Putnam's aggressive growth funds aren't easy to compare to other aggressive growth funds, Mr. Miller said. "We manage these funds more to adhere to their style than because we worry about managing to meet or beat some benchmark."
As part of its internal review, Putnam analyzed other benchmarks, concluding it probably will continue to use the Russell Mid-Cap Growth Index for all three funds.
"This benchmark is not the best fit for the market cap ranges of these funds, but it is the best style fit," said Mr. Miller.
Keep it in perspective
Observers cautioned the one-year and shorter term returns of Putnam's aggressive growth funds need to be kept in perspective. "So-called performance problems need to be related to the extraordinary performance of the market. . . . A 25% return is still, in an absolute sense, a very good return," said Burton J. Greenwald, president of consultant B.J. Greenwald Associates, Philadelphia.
But many consultants, Mr.
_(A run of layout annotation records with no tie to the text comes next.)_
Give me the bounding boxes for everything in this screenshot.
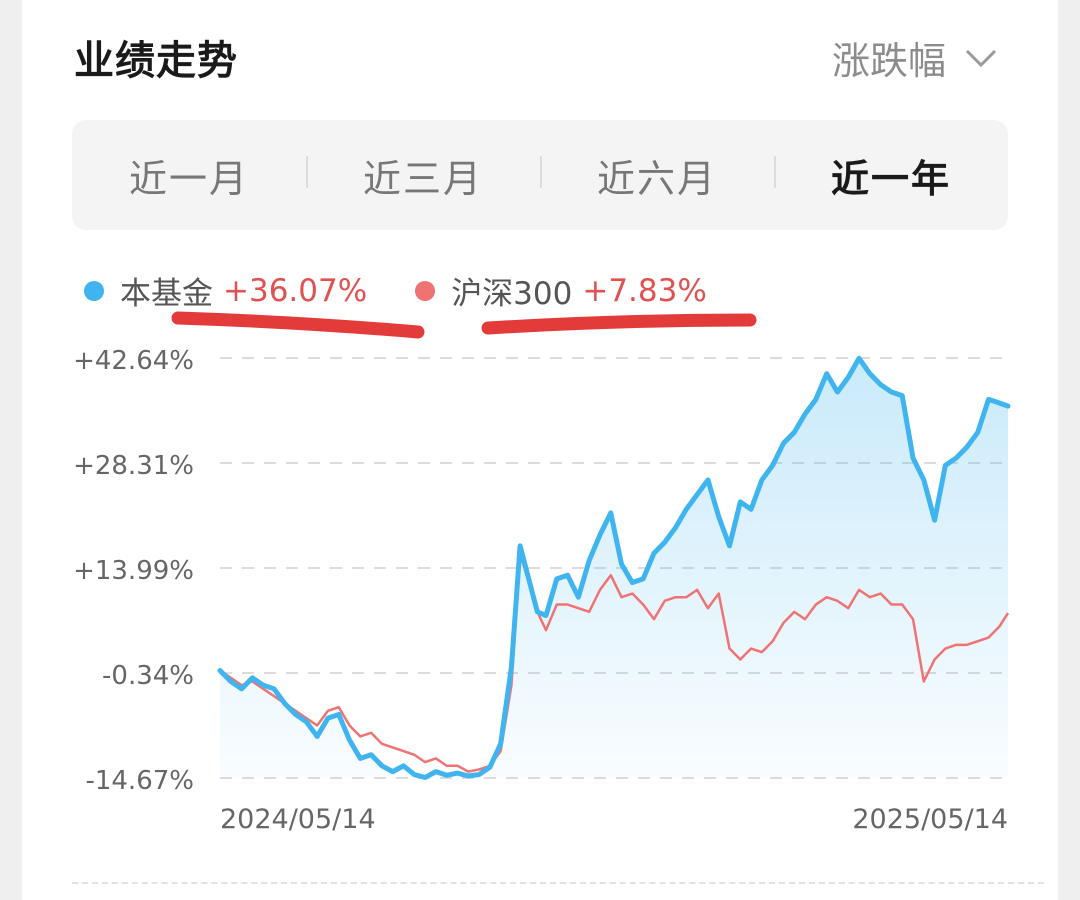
fund-dot-icon xyxy=(84,280,104,301)
index-dot-icon xyxy=(415,280,436,301)
chart-legend: 本基金 +36.07% 沪深300 +7.83% xyxy=(84,268,755,313)
tab-1-month[interactable]: 近一月 xyxy=(128,156,249,201)
y-tick-label: +28.31% xyxy=(73,451,194,481)
tab-3-months[interactable]: 近三月 xyxy=(306,148,540,203)
legend-fund-value: +36.07% xyxy=(223,272,368,309)
performance-chart: +42.64% +28.31% +13.99% -0.34% -14.67% 2024/0… xyxy=(73,346,1011,835)
legend-fund-name: 本基金 xyxy=(120,276,213,312)
series-line-fund xyxy=(217,355,1011,780)
y-tick-label: -0.34% xyxy=(102,661,194,691)
y-tick-label: -14.67% xyxy=(85,766,194,796)
y-tick-label: +42.64% xyxy=(73,346,194,376)
x-tick-label-start: 2024/05/14 xyxy=(220,804,376,835)
legend-index-value: +7.83% xyxy=(582,272,707,309)
legend-item-index: 沪深300 +7.83% xyxy=(415,268,707,313)
series-line-index xyxy=(219,551,1010,773)
fund-area xyxy=(220,358,1008,778)
performance-card: 业绩走势 涨跌幅 近一月 近三月 近六月 近一年 本基金 +36.07% 沪深3… xyxy=(22,0,1058,900)
legend-index-name: 沪深300 xyxy=(451,276,573,312)
x-tick-label-end: 2025/05/14 xyxy=(852,804,1008,835)
y-tick-label: +13.99% xyxy=(73,556,194,586)
chevron-down-icon xyxy=(965,49,997,67)
bottom-divider xyxy=(72,882,1044,884)
tab-1-year[interactable]: 近一年 xyxy=(774,148,1008,203)
metric-dropdown-label: 涨跌幅 xyxy=(831,39,946,83)
metric-dropdown[interactable]: 涨跌幅 xyxy=(832,30,998,85)
tab-6-months[interactable]: 近六月 xyxy=(540,148,774,203)
period-tabs: 近一月 近三月 近六月 近一年 xyxy=(72,120,1008,230)
legend-item-fund: 本基金 +36.07% xyxy=(84,268,367,313)
section-title: 业绩走势 xyxy=(74,38,238,84)
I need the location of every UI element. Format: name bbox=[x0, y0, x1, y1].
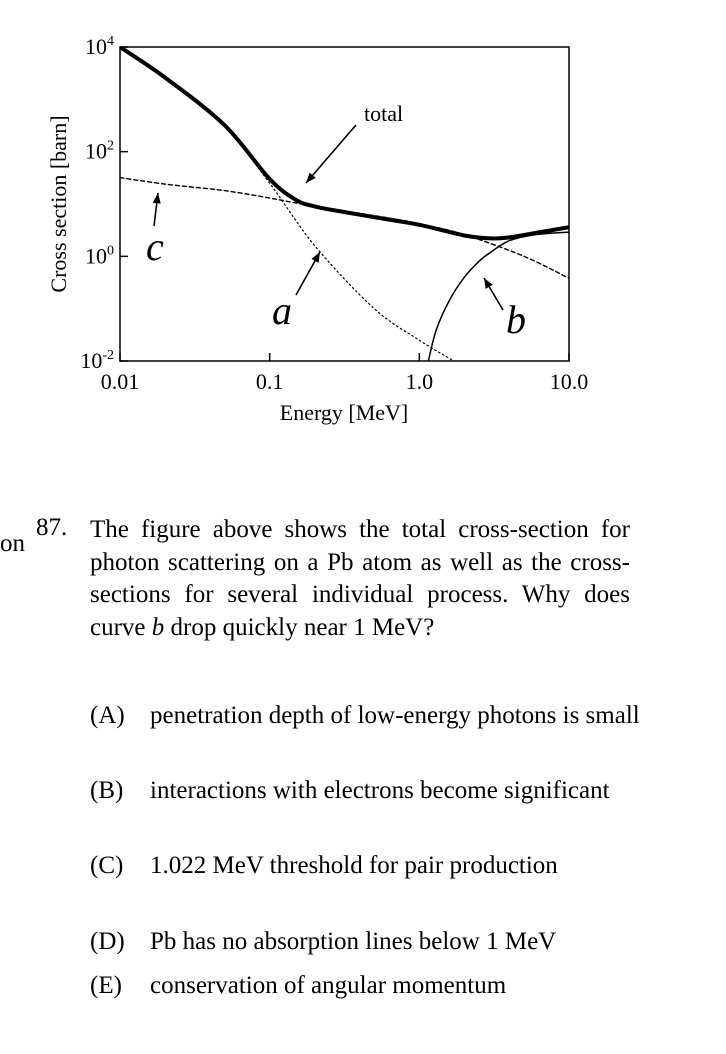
x-tick-label: 0.1 bbox=[256, 369, 284, 394]
choice-c[interactable]: (C) 1.022 MeV threshold for pair product… bbox=[90, 850, 650, 881]
choice-a-label: (A) bbox=[90, 702, 125, 729]
choice-d-text: Pb has no absorption lines below 1 MeV bbox=[150, 928, 557, 955]
choice-b[interactable]: (B) interactions with electrons become s… bbox=[90, 775, 650, 806]
curve-label: b bbox=[151, 613, 165, 641]
label-total: total bbox=[364, 101, 403, 126]
stray-column-fragment: on bbox=[0, 530, 25, 557]
question-text-before: The figure above shows the total cross-s… bbox=[90, 516, 630, 641]
choice-e-text: conservation of angular momentum bbox=[150, 972, 507, 999]
series-a bbox=[120, 47, 455, 361]
arrow-c bbox=[152, 192, 161, 227]
question-text-after: drop quickly near 1 MeV? bbox=[164, 613, 435, 641]
choice-a-text: penetration depth of low-energy photons … bbox=[150, 702, 640, 729]
question-text: The figure above shows the total cross-s… bbox=[90, 514, 630, 644]
choice-e[interactable]: (E) conservation of angular momentum bbox=[90, 970, 650, 1001]
plot-frame bbox=[119, 46, 570, 362]
y-tick-label: 104 bbox=[85, 34, 114, 59]
y-axis-title: Cross section [barn] bbox=[46, 115, 71, 292]
series-c bbox=[120, 176, 569, 279]
cross-section-figure: 0.01 0.1 1.0 10.0 10-2 100 102 104 Cross sectio… bbox=[0, 0, 726, 460]
question-number: 87. bbox=[36, 514, 68, 541]
choice-e-label: (E) bbox=[90, 972, 122, 999]
x-tick-label: 1.0 bbox=[406, 369, 434, 394]
choice-d[interactable]: (D) Pb has no absorption lines below 1 M… bbox=[90, 926, 650, 957]
arrow-a bbox=[295, 251, 321, 296]
label-a: a bbox=[272, 288, 292, 333]
x-axis-title: Energy [MeV] bbox=[280, 400, 409, 425]
y-tick-label: 10-2 bbox=[80, 348, 114, 373]
cross-section-chart: 0.01 0.1 1.0 10.0 10-2 100 102 104 Cross sectio… bbox=[46, 34, 589, 425]
label-b: b bbox=[506, 297, 526, 342]
choice-c-label: (C) bbox=[90, 852, 124, 879]
choice-b-label: (B) bbox=[90, 777, 124, 804]
x-tick-label: 0.01 bbox=[101, 369, 140, 394]
choice-a[interactable]: (A) penetration depth of low-energy phot… bbox=[90, 700, 650, 731]
arrow-total bbox=[305, 124, 357, 184]
choice-d-label: (D) bbox=[90, 928, 125, 955]
y-tick-label: 102 bbox=[85, 139, 114, 164]
choice-c-text: 1.022 MeV threshold for pair production bbox=[150, 852, 558, 879]
arrow-b bbox=[483, 277, 504, 311]
label-c: c bbox=[146, 224, 164, 269]
y-tick-label: 100 bbox=[85, 243, 114, 268]
series-total bbox=[120, 47, 569, 241]
choice-b-text: interactions with electrons become signi… bbox=[150, 777, 610, 804]
series-b bbox=[427, 231, 569, 361]
x-tick-label: 10.0 bbox=[550, 369, 589, 394]
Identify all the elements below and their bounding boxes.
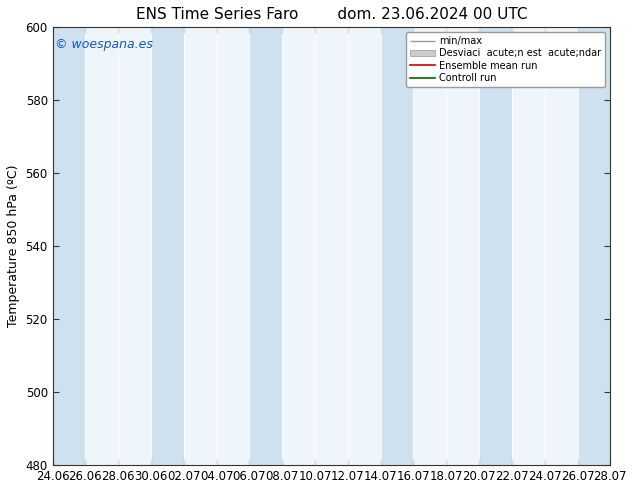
Bar bbox=[545, 27, 578, 465]
Bar bbox=[53, 27, 86, 465]
Bar bbox=[413, 27, 446, 465]
Bar bbox=[348, 27, 380, 465]
Bar bbox=[479, 27, 512, 465]
Bar bbox=[53, 27, 86, 465]
Bar bbox=[86, 27, 118, 465]
Bar bbox=[151, 27, 184, 465]
Bar bbox=[578, 27, 611, 465]
Bar bbox=[184, 27, 217, 465]
Bar bbox=[217, 27, 249, 465]
Bar bbox=[446, 27, 479, 465]
Legend: min/max, Desviaci  acute;n est  acute;ndar, Ensemble mean run, Controll run: min/max, Desviaci acute;n est acute;ndar… bbox=[406, 32, 605, 87]
Bar bbox=[578, 27, 611, 465]
Bar bbox=[249, 27, 282, 465]
Bar bbox=[479, 27, 512, 465]
Bar bbox=[282, 27, 315, 465]
Bar bbox=[118, 27, 151, 465]
Bar bbox=[512, 27, 545, 465]
Bar bbox=[315, 27, 348, 465]
Bar bbox=[380, 27, 413, 465]
Bar bbox=[249, 27, 282, 465]
Bar bbox=[151, 27, 184, 465]
Y-axis label: Temperature 850 hPa (ºC): Temperature 850 hPa (ºC) bbox=[7, 165, 20, 327]
Text: © woespana.es: © woespana.es bbox=[55, 38, 153, 51]
Bar bbox=[380, 27, 413, 465]
Title: ENS Time Series Faro        dom. 23.06.2024 00 UTC: ENS Time Series Faro dom. 23.06.2024 00 … bbox=[136, 7, 527, 22]
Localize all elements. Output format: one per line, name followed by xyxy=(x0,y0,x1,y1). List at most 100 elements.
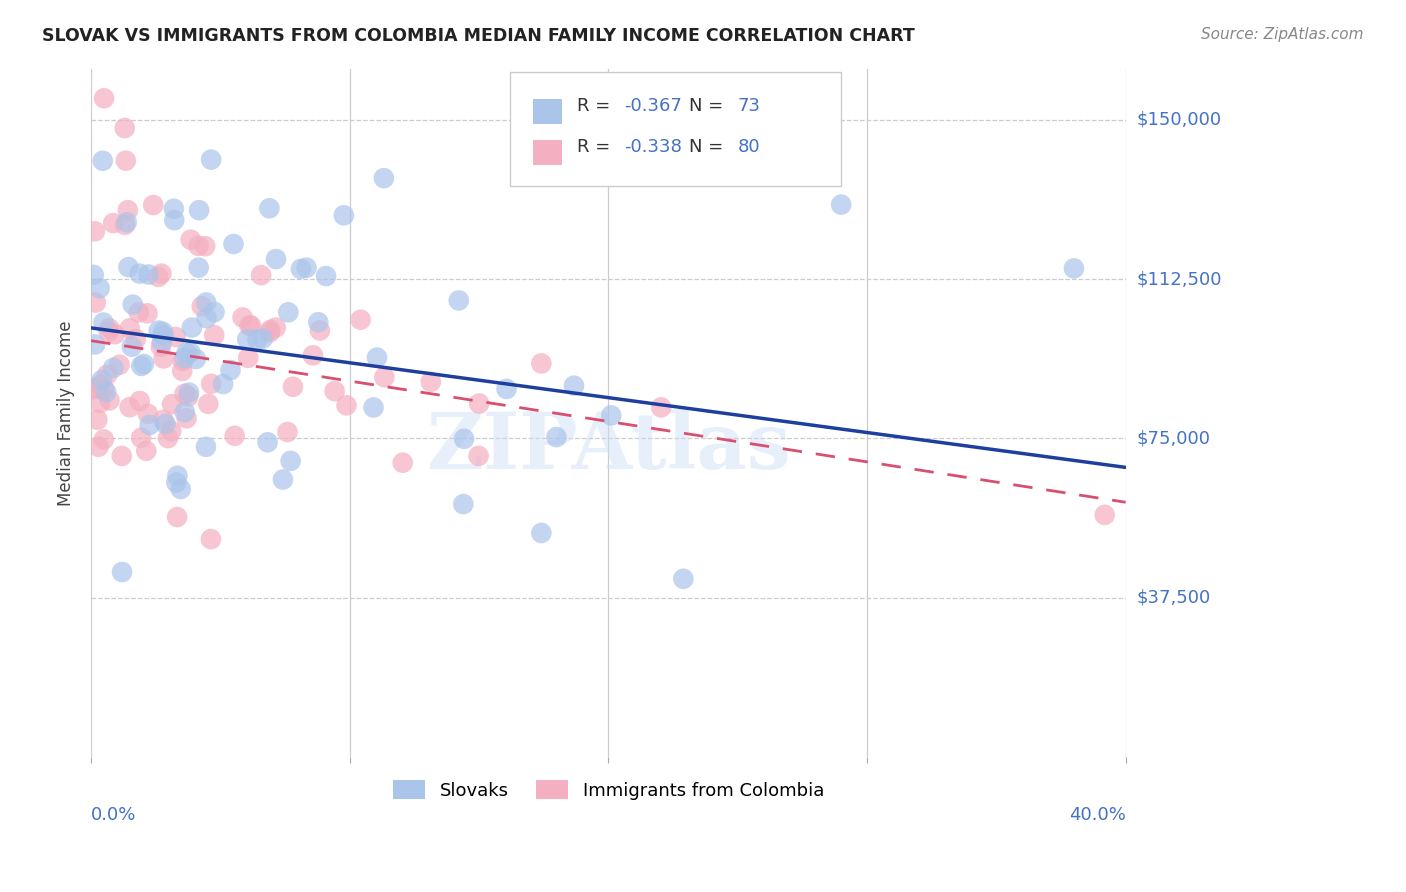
Point xyxy=(363,401,385,415)
Point xyxy=(259,202,281,216)
Point xyxy=(195,295,218,310)
Point xyxy=(271,473,294,487)
Point xyxy=(197,397,219,411)
Point xyxy=(149,340,172,354)
Point xyxy=(530,525,553,540)
Text: 80: 80 xyxy=(738,138,761,156)
Point xyxy=(152,413,174,427)
Point xyxy=(136,306,159,320)
Point xyxy=(219,363,242,377)
Point xyxy=(118,321,141,335)
Point xyxy=(89,378,111,392)
Point xyxy=(93,316,115,330)
Point xyxy=(163,213,186,227)
Point xyxy=(128,305,150,319)
Point xyxy=(129,359,152,373)
Text: N =: N = xyxy=(689,138,730,156)
Point xyxy=(349,312,371,326)
Point xyxy=(453,497,475,511)
Point xyxy=(302,348,325,362)
Point xyxy=(177,385,200,400)
Point xyxy=(467,449,489,463)
Point xyxy=(333,208,356,222)
Point xyxy=(202,328,225,343)
Point xyxy=(173,387,195,401)
Text: 73: 73 xyxy=(738,96,761,115)
Point xyxy=(187,239,209,253)
Point xyxy=(184,351,207,366)
Point xyxy=(373,370,395,384)
Point xyxy=(152,325,174,339)
Point xyxy=(391,456,413,470)
Point xyxy=(163,202,186,216)
Point xyxy=(98,393,121,408)
Legend: Slovaks, Immigrants from Colombia: Slovaks, Immigrants from Colombia xyxy=(382,770,835,810)
Point xyxy=(111,449,134,463)
FancyBboxPatch shape xyxy=(533,140,562,165)
Point xyxy=(132,357,155,371)
Point xyxy=(323,384,346,398)
Point xyxy=(447,293,470,308)
Point xyxy=(96,385,118,400)
Point xyxy=(256,435,278,450)
Point xyxy=(150,267,173,281)
Point xyxy=(121,297,143,311)
Text: -0.367: -0.367 xyxy=(624,96,682,115)
Point xyxy=(232,310,254,325)
Point xyxy=(190,299,212,313)
Point xyxy=(156,431,179,445)
Point xyxy=(89,281,111,295)
Point xyxy=(650,401,672,415)
Point xyxy=(307,315,329,329)
Point xyxy=(165,330,187,344)
Point xyxy=(562,378,585,392)
Point xyxy=(290,262,312,277)
Point xyxy=(188,203,211,218)
Y-axis label: Median Family Income: Median Family Income xyxy=(58,320,75,506)
Point xyxy=(128,267,150,281)
Point xyxy=(155,417,177,431)
Text: SLOVAK VS IMMIGRANTS FROM COLOMBIA MEDIAN FAMILY INCOME CORRELATION CHART: SLOVAK VS IMMIGRANTS FROM COLOMBIA MEDIA… xyxy=(42,27,915,45)
Point xyxy=(166,510,188,524)
Point xyxy=(84,295,107,310)
Point xyxy=(224,429,246,443)
Point xyxy=(200,153,222,167)
Text: R =: R = xyxy=(578,96,616,115)
Point xyxy=(152,351,174,366)
Point xyxy=(150,335,173,350)
Point xyxy=(83,382,105,396)
Point xyxy=(103,360,125,375)
Point xyxy=(84,337,107,351)
Point xyxy=(83,268,105,282)
Point xyxy=(200,532,222,546)
Point xyxy=(89,396,111,410)
Point xyxy=(530,356,553,370)
Point xyxy=(125,332,148,346)
Point xyxy=(104,327,127,342)
Point xyxy=(264,252,287,266)
Point xyxy=(830,197,852,211)
Point xyxy=(277,305,299,319)
Point xyxy=(1094,508,1116,522)
Text: $37,500: $37,500 xyxy=(1137,589,1211,607)
Point xyxy=(246,332,269,346)
Point xyxy=(264,320,287,334)
Point xyxy=(419,375,441,389)
Point xyxy=(176,411,198,425)
Point xyxy=(93,382,115,396)
Point xyxy=(84,381,107,395)
Point xyxy=(138,417,160,432)
Point xyxy=(280,454,302,468)
Point xyxy=(187,260,209,275)
Point xyxy=(98,321,121,335)
Point xyxy=(129,431,152,445)
Point xyxy=(200,376,222,391)
Point xyxy=(250,268,273,282)
Point xyxy=(180,233,202,247)
Point xyxy=(165,475,187,490)
Text: ZIPAtlas: ZIPAtlas xyxy=(426,409,790,485)
Point xyxy=(84,224,107,238)
Point xyxy=(117,260,139,274)
Point xyxy=(373,171,395,186)
Text: $150,000: $150,000 xyxy=(1137,111,1222,128)
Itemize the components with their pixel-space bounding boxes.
Greenwald included, remain concerned about the size of the funds relative to their investment style.
"The closing of (Fidelity's) Magellan Fund was a watershed event. It legitimized the question of size relative to a fund's performance. Size may be a big factor in performance if the fund is not investing in large-cap stocks or indexes," said Mr. Greenwald.
"If you're interested in a high-octane fund, the size of these Putnam funds would scare the heck out of me."
Morningstar's Ms. Benz agreed. "Voyager and New Opportunities are really big funds to be managing in the midcap range. These two funds are among the largest we track in the category. Now that smaller-cap stocks are beginning to be favored by the market, these funds are going to have more problems because of their size. They can't be as nimble as they once were in making good small-cap stock investments."
"Size of funds can't be overlooked or talked away. The growth of these funds has coincided with the downturn in performance. Why would you close New Opportunities unless it was getting too big? And Voyager is a very, very large fund. It is impossible for its performance not to be affected by its size," said Mr. Beaudry.
Closing seemed to help
Early indications are that closing New Opportunities might have helped. Performance data from CDA/Wiesenberger, Rockville, Md., showed improvement in performance.
For the 12 months ended June 30, New Opportunities/A returned 4.3%, compared with an average return of 23.5% for its peers in the domestic growth equity fund category. But for the 12 months ended Aug. 31 - including more than two months that the fund was closed - it returned 15.3% vs. 32.8% for other domestic growth equity funds.
Mr. Miller said severely curtailing the cash flow has made it much easier to manage New Opportunities because he doesn't have to deal with large swings of money.
Closing also helped the whole growth area at Putnam, because managers of the other funds don't have to compete with the fund's huge appetite for new stocks as he struggled to remain close to the goal of being fully invested.
Voyager, with its three-manager/three-style approach and greater use of large-cap stocks, probably can absorb a lot more cash flow, Mr. Miller said.
"We don't need to close Voyager, because that large-cap element is so much easier to invest in and much more liquid."
With Vista, Mr. Miller said, Putnam management is "acutely aware of the size . . . and attendant problems with small- to midsized stock investment. We are watching it all the time."
Mr. Miller said Putnam officials are confident the aggressive growth style is poised to return to favor.
"We should do pretty well into the end of the year, if we pick stocks right," he said. "The fourth quarter last year was a throw-in-the-towel kind of period."